リズとマイケル、そして『スリラー』

 マイケル関連のニュースが、ひきもきらず。

 死因にはとりあえず、不審はないよう。よかった、と思いたい。


 こっからいきなりクダける。
 私が一番印象的だったというか、インパクトが強かったトピックが……「舞蹴雀村」ですね。


〜1987年の来日の際には、マネジャーが印章彫刻店の辻美堂(大阪市)を訪れ、はんこを注文。辻太一さん(68)が「舞蹴雀村」とする当て字の角印を手彫りで仕上げると、代金とは別に、パンフレットに書かれたサインが届いたという。
(昨日の産経ネットニュースより)




 なら「ジャクソン5」は「雀村五」……?
 不謹慎は承知ですが、ちょっとオフザケに遊びたい。「村」が、惜しい。「舞って・蹴んで」というところまでは順調。雀はいうまでもなく「すずめ百まで踊り忘れず」からだろう。「ソン」……ここで「村」なのが、安い。「尊」はどうだ。日本武尊(やまとたけるのみこと)みたいでいいじゃないか。
 ジャネットは……いっそのこと「邪網」なんてどうか。ラトーヤは「羅頭矢」か。ヘッドっぽいな。
 この判子が押されたものって、残ってないんでしょうかね。マイケル・アイテムの中でも、けっこうなレアグッズじゃないだろうか。単純に見てみたい。
 手彫りというから多分シンプルな判子だろうが、マイケルなんだもの、「玉璽(ぎょくじ)」みたいなものをお持ち頂きたかった。そう、歴史の授業で必ず習う金印、「漢倭奴国王」印みたいな感じのやつをね。

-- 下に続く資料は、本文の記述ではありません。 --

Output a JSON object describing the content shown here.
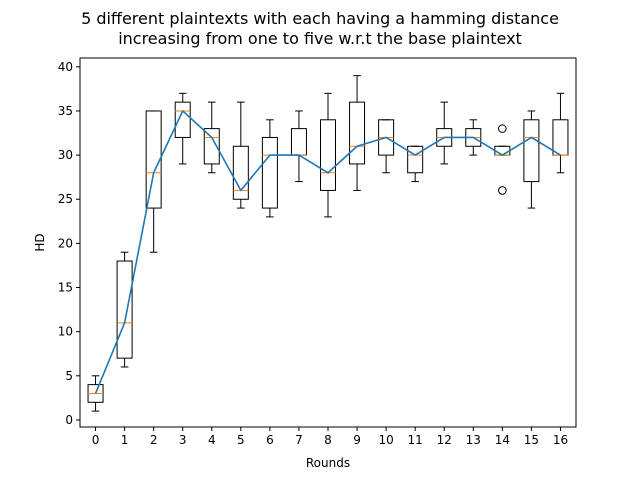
{
  "chart_data": {
    "type": "box",
    "title": "5 different plaintexts with each having a hamming distance\nincreasing from one to five w.r.t the base plaintext",
    "xlabel": "Rounds",
    "ylabel": "HD",
    "categories": [
      "0",
      "1",
      "2",
      "3",
      "4",
      "5",
      "6",
      "7",
      "8",
      "9",
      "10",
      "11",
      "12",
      "13",
      "14",
      "15",
      "16"
    ],
    "ylim": [
      -0.8,
      41.0
    ],
    "yticks": [
      0,
      5,
      10,
      15,
      20,
      25,
      30,
      35,
      40
    ],
    "grid": false,
    "legend": "none",
    "boxes": [
      {
        "whislo": 1,
        "q1": 2,
        "med": 3,
        "q3": 4,
        "whishi": 5,
        "fliers": []
      },
      {
        "whislo": 6,
        "q1": 7,
        "med": 11,
        "q3": 18,
        "whishi": 19,
        "fliers": []
      },
      {
        "whislo": 19,
        "q1": 24,
        "med": 28,
        "q3": 35,
        "whishi": 35,
        "fliers": []
      },
      {
        "whislo": 29,
        "q1": 32,
        "med": 35,
        "q3": 36,
        "whishi": 37,
        "fliers": []
      },
      {
        "whislo": 28,
        "q1": 29,
        "med": 32,
        "q3": 33,
        "whishi": 36,
        "fliers": []
      },
      {
        "whislo": 24,
        "q1": 25,
        "med": 26,
        "q3": 31,
        "whishi": 36,
        "fliers": []
      },
      {
        "whislo": 23,
        "q1": 24,
        "med": 30,
        "q3": 32,
        "whishi": 34,
        "fliers": []
      },
      {
        "whislo": 27,
        "q1": 30,
        "med": 30,
        "q3": 33,
        "whishi": 35,
        "fliers": []
      },
      {
        "whislo": 23,
        "q1": 26,
        "med": 28,
        "q3": 34,
        "whishi": 37,
        "fliers": []
      },
      {
        "whislo": 26,
        "q1": 29,
        "med": 31,
        "q3": 36,
        "whishi": 39,
        "fliers": []
      },
      {
        "whislo": 28,
        "q1": 30,
        "med": 32,
        "q3": 34,
        "whishi": 34,
        "fliers": []
      },
      {
        "whislo": 27,
        "q1": 28,
        "med": 30,
        "q3": 31,
        "whishi": 31,
        "fliers": []
      },
      {
        "whislo": 29,
        "q1": 31,
        "med": 32,
        "q3": 33,
        "whishi": 36,
        "fliers": []
      },
      {
        "whislo": 30,
        "q1": 31,
        "med": 32,
        "q3": 33,
        "whishi": 34,
        "fliers": []
      },
      {
        "whislo": 30,
        "q1": 30,
        "med": 30,
        "q3": 31,
        "whishi": 31,
        "fliers": [
          33,
          26
        ]
      },
      {
        "whislo": 24,
        "q1": 27,
        "med": 32,
        "q3": 34,
        "whishi": 35,
        "fliers": []
      },
      {
        "whislo": 28,
        "q1": 30,
        "med": 30,
        "q3": 34,
        "whishi": 37,
        "fliers": []
      }
    ],
    "series": [
      {
        "type": "line",
        "values": [
          3,
          11,
          28,
          35,
          32,
          26,
          30,
          30,
          28,
          31,
          32,
          30,
          32,
          32,
          30,
          32,
          30
        ]
      }
    ],
    "colors": {
      "box": "#000000",
      "median": "#ff7f0e",
      "line": "#1f77b4"
    }
  }
}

 なんだか一夜明けて、不思議なぐらい、スーッと納得してしまっている。



 「持っていかれる」ように、マイケルは亡くなった。
 子供の頃から芸能界育ち。そして不世出の天才は、50歳ぐらいが寿命なのだろうか。凡庸な引き合いだけれど、ジュディ・ガーランド(享年47歳)や、美空ひばり(享年52歳)が、どーしても頭に思い浮かぶ。


ワン・アンド・オンリーの個性。


「声」だけで、聴衆を昂揚させる独得のリズム。


そして、その「生活すべて」が大衆の娯楽になってしまう宿命。


 
 これが女優だとグッと強くなる。エリザベス・テイラー、日本ならば高峰秀子
「公私共に交流の深かったエリザベス・テイラーは、彼が病院に運ばれて間もなく駆け付け、最期の別れを告げた」(シネマトゥデイ26日ニュース)
 自らの運命と、大衆の好奇心に打ち勝つ強さ。女優性というものの1つの要素なのかもしれない。
 そしてやはり、カメラの前の人と、ステージの人とでは、意味論的に決定的な差がある。役を生きる人と、自分を「観せる」人との違い。ここに、命の永らえ方の違いがあるように思えてならない。
 芸能というのは、やはり聖と魔が混在する世界なのだ。この2つを内包する人達が、かつて「スター」と呼ばれていたのだと思う。そう思うと、「あーいう人はもう出てこないだろう」という月並みなコメントの数々に、えらく納得してしまう。


 物心つく前から、芸能界に生きた人同士。
 モンゴメリー・クリフトロック・ハドソン……リズはまたひとり、スターを看送った。



○追記


 昨日、友人がブログにアップしていた『スリラー』の動画を観ていたが……いやーーーーーー、やっぱカッコいいなあ。マイケルは「PV」とはいわず「ショートフィルム」と呼んでいたそうだけれど、まさにその通り。サビの群舞、いまだに衝撃的ですね。これを編集していたスタッフ、世の中に発表するのが楽しみで仕方なかったろうなあ。



 見直して思ったのは、カメラの据え方が非常にクラシカルなこと。マイケルのダンスをじっくり見せようという意図が強く感じられる。要所要所でアップになったり、アンサンブルを軽く俯瞰で撮ったりはしているけれど、基本この天才の魅力をきっちりカメラに収めよう、マイケルの凄さをすべて焼き付けようという、スタッフの「集中力」が感じられる。
 クリップはダンサンブルなのに、視点は確固。カメラの天地はマイケルの身長をベースとしてブレない。これがすっごくいい。これは天才ダンサー、フレッド・アステアの映画のカメラワークに通じる。